For some, a decade has not healed the suspicion and fear of what could be argued is the most misunderstood minority in America today.
Much of America has butted heads with Islam, never more vehemently than after 19 Muslim hijackers executed the 9/11 attacks. President of the Islamic Society of Greater Salt Lake, Iqbal Hossein, says the federal government has only fanned the flames of anti-Muslim hysteria with the Patriot Act and wire-tapping.
"There is a general tendency among the population at large that there's got to be something wrong with the Muslims. Otherwise, why is the government taking such action?" he said.
He added that ordinary people have fought the blaze by opening their hearts and minds.
"Our public acted more prudently and tolerantly to Muslims in this country than our government, that instituted policies targeting and profiling Muslims," he said.
"People have opened up. They have studied more into our faith and seen what we really represent." Sunny Nisar
Those flames spread to Curry in a Hurry on State Street on September 13, 2001. A man lit the back of the restaurant on fire. Customers put out the blaze. The suspect was arrested and has served his sentence.
Co-owner Sunny Nisar was in shock, but now looks back at how triumph emerged from tragedy.
"People have opened up. They have studied more into our faith and seen what we really represent," Nisar said.
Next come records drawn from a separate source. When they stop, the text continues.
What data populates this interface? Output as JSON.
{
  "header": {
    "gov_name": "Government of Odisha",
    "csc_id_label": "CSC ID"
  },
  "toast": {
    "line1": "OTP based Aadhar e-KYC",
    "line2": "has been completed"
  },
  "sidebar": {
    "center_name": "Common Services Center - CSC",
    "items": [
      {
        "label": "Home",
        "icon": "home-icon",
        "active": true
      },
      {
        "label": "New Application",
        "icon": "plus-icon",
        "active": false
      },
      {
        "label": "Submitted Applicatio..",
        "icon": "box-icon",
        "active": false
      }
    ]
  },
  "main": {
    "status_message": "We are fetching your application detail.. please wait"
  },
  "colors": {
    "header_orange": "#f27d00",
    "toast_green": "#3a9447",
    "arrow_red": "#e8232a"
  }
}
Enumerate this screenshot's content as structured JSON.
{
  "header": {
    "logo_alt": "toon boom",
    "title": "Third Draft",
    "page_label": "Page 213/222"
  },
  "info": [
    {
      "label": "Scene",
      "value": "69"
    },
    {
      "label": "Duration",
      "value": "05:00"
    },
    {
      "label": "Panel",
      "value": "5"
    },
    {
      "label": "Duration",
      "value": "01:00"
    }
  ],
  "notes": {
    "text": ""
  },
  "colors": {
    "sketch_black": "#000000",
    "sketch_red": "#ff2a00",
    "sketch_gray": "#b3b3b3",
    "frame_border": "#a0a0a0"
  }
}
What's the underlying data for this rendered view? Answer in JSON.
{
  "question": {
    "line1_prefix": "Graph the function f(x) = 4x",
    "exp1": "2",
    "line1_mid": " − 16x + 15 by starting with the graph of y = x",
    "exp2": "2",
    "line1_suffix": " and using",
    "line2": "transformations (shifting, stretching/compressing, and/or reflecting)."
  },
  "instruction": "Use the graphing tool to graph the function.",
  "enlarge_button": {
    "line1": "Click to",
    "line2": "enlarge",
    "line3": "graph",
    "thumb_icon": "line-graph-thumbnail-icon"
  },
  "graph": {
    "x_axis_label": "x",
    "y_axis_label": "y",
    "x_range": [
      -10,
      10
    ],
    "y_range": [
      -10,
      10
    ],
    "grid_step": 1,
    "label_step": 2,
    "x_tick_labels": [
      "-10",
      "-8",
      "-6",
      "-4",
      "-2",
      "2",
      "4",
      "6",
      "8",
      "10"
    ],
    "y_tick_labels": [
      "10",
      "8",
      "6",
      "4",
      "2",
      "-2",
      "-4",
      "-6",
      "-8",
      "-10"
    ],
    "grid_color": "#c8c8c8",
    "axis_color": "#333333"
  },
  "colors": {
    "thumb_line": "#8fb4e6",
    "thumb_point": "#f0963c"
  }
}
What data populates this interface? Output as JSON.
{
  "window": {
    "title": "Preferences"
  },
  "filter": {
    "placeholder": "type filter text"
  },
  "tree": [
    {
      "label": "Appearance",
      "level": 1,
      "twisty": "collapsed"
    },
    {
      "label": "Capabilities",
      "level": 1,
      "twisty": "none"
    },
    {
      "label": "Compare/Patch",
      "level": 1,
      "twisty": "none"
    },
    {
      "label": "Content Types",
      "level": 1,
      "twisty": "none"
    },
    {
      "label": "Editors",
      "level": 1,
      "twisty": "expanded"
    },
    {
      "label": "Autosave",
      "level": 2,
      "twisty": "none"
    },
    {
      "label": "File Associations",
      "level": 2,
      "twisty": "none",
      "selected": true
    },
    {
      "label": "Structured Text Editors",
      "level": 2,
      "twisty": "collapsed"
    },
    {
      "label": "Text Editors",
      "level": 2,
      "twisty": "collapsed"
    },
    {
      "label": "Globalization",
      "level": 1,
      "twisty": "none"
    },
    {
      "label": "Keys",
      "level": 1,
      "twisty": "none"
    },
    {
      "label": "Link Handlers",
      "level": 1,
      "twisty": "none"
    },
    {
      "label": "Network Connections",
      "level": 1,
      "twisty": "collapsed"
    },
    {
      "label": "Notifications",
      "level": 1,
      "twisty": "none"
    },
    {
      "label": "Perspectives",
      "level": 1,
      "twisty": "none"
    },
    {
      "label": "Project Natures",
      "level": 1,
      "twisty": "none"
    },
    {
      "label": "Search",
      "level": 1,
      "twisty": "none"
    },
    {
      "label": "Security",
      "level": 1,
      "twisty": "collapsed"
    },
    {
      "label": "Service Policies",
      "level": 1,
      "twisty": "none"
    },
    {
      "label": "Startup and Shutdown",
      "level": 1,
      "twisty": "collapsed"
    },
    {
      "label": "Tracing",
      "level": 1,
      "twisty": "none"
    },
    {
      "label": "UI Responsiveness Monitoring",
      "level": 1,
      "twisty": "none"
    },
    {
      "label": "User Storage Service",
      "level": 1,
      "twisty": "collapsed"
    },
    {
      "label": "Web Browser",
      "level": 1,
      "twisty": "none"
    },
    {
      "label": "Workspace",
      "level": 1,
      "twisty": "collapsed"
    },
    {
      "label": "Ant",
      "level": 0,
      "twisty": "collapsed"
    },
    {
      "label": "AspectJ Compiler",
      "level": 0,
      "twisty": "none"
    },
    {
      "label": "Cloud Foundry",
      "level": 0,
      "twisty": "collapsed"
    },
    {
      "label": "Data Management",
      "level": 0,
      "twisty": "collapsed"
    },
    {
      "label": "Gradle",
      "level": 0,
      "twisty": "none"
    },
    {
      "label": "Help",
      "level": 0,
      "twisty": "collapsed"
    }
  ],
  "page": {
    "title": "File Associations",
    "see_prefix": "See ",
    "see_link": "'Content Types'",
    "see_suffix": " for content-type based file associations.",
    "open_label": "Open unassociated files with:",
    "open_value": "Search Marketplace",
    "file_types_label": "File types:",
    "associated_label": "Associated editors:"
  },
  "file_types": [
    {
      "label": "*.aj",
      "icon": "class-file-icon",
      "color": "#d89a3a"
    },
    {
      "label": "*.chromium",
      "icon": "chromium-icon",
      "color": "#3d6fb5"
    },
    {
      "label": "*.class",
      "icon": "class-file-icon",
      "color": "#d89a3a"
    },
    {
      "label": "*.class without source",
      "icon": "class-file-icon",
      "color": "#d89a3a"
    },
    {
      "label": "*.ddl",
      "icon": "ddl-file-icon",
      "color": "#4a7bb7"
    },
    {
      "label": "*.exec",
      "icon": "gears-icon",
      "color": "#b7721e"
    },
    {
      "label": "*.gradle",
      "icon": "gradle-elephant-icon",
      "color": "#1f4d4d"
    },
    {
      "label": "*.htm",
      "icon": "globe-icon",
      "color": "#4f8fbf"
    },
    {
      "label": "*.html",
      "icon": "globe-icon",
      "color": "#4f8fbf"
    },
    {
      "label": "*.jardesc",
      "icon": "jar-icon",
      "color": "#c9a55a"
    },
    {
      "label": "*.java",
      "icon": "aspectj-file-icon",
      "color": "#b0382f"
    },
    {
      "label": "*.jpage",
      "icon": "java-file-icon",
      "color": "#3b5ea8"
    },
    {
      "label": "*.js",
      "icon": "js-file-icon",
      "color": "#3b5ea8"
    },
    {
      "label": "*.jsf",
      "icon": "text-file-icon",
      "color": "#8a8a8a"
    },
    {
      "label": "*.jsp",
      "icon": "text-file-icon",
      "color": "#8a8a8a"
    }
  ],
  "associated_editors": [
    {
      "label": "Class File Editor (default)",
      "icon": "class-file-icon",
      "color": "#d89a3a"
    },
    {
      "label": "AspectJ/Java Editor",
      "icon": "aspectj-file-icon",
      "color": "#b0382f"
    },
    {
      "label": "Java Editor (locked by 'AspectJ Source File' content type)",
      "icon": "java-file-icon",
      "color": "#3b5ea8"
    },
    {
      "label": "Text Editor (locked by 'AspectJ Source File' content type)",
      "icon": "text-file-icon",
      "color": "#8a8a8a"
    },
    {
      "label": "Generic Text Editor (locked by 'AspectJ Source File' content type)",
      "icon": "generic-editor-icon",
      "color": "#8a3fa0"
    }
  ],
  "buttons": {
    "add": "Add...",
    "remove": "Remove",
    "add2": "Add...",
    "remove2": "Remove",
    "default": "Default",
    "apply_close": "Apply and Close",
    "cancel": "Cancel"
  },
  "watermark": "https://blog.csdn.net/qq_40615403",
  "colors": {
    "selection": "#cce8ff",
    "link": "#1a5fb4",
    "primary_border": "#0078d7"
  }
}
His mother, Mona Nisar, says Islamic awareness expanded, along with business.
There was a "long line outside my restaurant on nine-fourteen when we opened up. Everyone was here who had never even tasted my food, came to taste and to support us," Mona said.
As tradition, the Nisars hosted hundreds from the general public at their house for the end of Ramadan. Longtime customer and family friend Cindy Sampinos says the Nisars are ending misunderstandings with their good food.
"Food is one of those warming things that you share," she said. "When you break bread with people and you have conversation, you teach and you can get people more enrolled."
All parties agreed that improving relations between Muslims and non-Muslims is a two-way street.